I do agree that your advice is pretty solid under the “make it work as best you can” strategy.
I am not quite sold on that being the right strategy.
Separately, it’s quite hard to do both at once but part of what you’re seeing is me trying to do both at once.
It feels like John came to the “make it work within a broken system” position because of his belief that “because high-dimensions, it’s plausibly not possible to build an API which will handle it all in advance”. I think I mostly believe this too, which is a bottleneck to me thinking that “try to fix the system” is a good strategy here.
But maybe having more buckets and more standard APIs is a big part of the solution. E.g. today we have buckets like “ADHD” and “autistic” with some draft APIs attached, but not that long ago those did not exist?
And the other part of it—maybe society need to be more careful not to round out the small buckets (e.g. the witness accounts example from the OP)?
I think this comment is pointing in the right direction. But I disagree with
There are buckets, but I don’t know what the draft APIs would be. Unless you count “finding your own tribe and stay away from the neurotypicals” as an API.

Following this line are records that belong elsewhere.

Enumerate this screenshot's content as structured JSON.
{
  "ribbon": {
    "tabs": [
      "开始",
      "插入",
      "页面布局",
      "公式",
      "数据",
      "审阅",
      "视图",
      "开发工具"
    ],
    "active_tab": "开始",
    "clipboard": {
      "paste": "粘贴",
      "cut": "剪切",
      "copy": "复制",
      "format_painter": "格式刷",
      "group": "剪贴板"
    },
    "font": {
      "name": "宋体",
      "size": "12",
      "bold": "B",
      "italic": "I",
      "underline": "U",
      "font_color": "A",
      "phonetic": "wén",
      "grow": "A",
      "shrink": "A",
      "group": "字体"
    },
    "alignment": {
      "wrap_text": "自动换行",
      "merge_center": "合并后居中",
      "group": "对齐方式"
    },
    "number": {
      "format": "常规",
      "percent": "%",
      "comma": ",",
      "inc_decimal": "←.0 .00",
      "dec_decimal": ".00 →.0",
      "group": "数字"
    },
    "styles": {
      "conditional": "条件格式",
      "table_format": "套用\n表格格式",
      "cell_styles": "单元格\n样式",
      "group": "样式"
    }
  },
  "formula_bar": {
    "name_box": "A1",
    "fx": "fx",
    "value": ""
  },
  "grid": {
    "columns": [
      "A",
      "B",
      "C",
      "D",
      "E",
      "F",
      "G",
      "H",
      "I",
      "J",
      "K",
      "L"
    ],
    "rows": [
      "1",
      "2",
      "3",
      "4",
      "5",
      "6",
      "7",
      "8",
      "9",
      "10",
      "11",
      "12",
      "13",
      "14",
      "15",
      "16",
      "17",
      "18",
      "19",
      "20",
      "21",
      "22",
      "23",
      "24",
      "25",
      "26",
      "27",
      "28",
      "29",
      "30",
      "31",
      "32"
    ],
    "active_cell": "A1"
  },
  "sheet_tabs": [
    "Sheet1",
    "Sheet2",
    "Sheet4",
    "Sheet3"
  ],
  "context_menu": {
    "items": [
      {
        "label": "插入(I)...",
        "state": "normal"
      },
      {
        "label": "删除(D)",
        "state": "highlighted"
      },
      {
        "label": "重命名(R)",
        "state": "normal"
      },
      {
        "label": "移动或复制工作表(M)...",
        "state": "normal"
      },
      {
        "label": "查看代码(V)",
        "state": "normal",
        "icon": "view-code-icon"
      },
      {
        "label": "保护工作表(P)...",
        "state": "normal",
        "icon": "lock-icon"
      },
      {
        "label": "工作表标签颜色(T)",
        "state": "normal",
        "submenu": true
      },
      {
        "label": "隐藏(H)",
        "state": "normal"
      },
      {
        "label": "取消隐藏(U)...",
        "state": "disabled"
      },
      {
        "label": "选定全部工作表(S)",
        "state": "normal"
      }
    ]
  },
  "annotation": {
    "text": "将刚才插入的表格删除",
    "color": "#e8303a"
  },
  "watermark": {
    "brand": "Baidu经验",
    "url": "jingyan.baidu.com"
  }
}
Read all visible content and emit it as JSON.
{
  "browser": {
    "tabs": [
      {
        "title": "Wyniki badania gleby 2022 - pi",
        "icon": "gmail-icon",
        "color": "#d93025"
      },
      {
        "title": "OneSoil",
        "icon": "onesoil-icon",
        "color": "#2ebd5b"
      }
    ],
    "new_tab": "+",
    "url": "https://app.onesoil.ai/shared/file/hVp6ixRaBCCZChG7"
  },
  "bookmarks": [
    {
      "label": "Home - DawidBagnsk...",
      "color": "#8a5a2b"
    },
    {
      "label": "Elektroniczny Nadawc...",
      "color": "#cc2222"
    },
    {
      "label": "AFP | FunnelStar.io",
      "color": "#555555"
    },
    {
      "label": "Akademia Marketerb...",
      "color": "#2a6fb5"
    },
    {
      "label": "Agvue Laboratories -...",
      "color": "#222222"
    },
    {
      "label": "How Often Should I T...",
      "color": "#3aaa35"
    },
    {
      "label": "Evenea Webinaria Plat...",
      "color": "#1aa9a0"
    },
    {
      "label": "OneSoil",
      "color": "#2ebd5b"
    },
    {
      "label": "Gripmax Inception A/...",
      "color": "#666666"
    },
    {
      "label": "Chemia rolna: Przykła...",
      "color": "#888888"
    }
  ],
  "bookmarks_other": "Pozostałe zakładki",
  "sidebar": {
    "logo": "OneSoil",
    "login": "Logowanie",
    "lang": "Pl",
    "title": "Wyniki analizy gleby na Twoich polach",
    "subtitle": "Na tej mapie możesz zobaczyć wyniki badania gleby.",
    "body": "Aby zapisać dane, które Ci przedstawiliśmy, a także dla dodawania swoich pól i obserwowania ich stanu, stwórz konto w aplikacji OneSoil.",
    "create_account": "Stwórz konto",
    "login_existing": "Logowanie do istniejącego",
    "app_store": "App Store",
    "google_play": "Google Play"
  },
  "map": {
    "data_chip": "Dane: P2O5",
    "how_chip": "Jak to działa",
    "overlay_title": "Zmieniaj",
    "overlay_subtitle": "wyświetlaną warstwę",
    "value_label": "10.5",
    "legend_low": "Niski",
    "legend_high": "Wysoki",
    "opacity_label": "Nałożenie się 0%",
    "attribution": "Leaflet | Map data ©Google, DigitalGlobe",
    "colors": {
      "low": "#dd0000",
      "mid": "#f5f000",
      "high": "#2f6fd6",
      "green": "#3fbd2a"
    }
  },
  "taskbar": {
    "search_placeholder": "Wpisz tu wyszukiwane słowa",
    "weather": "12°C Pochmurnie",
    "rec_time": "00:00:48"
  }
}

If you know something I don’t let me know!
In Europe at least, this is beginning to lead to accommodations like letting you work more from home, spend more time offline, getting a low sensory stimulation space for work and exams, skip excessive meetings, being allowed to move during meetings and work, being excused from social events, specialised tutoring, medication, therapy, etc.
I believe you that in some parts of Europe this is happening, witch is good.
Well, maybe I should have said “API in a drafting stage”, rather that an actual “draft API”, but I’d think today people tend to know these categories exist, and tend to at least to know enough to have some expectations of neuroatypical people having a [much?] wider range of possible reactions to certain things, compared to how a neuroatypical person would be expected to react, and many (most?) have at least a theoretical willingness to try to accommodate it. And then, maybe at least as importantly, given a name for the bucket and Google, people who are actually willing, can find more advice—not necessarily all equally helpful, but still.
Yes, that makes sense. Having a bucked is defiantly helpful for finding advise.
Separately, I note that it doesn’t really feel like the above comment is an actual response to Logan? That’s sort of headlined by “some thoughts I had while reading” but I am in fact curious what you would say in direct response to Logan’s reply.
Strong upvote.
A big part of how I try to structure my brain and my life and my discourse is to make more Nevilles Longbottom feel able to exist by default.
We get a LOT of tech that millions of “normal people” find useful from designs intended to help people who are struggling or weird. Snuggies are a bit of a punchline, but they were wildly popular, and they were invented specifically for people with mobility issues who have a hard time putting on coats/sweaters and who would have been trapped/impeded by just being buried in a blanket.
>Snuggies
Right, and yet it seems clearly wrong to me for there to be eg regulations requiring all coat manufacturers to also make snuggies, or something. I haven’t worked out what the right take-away is from this kind of thing.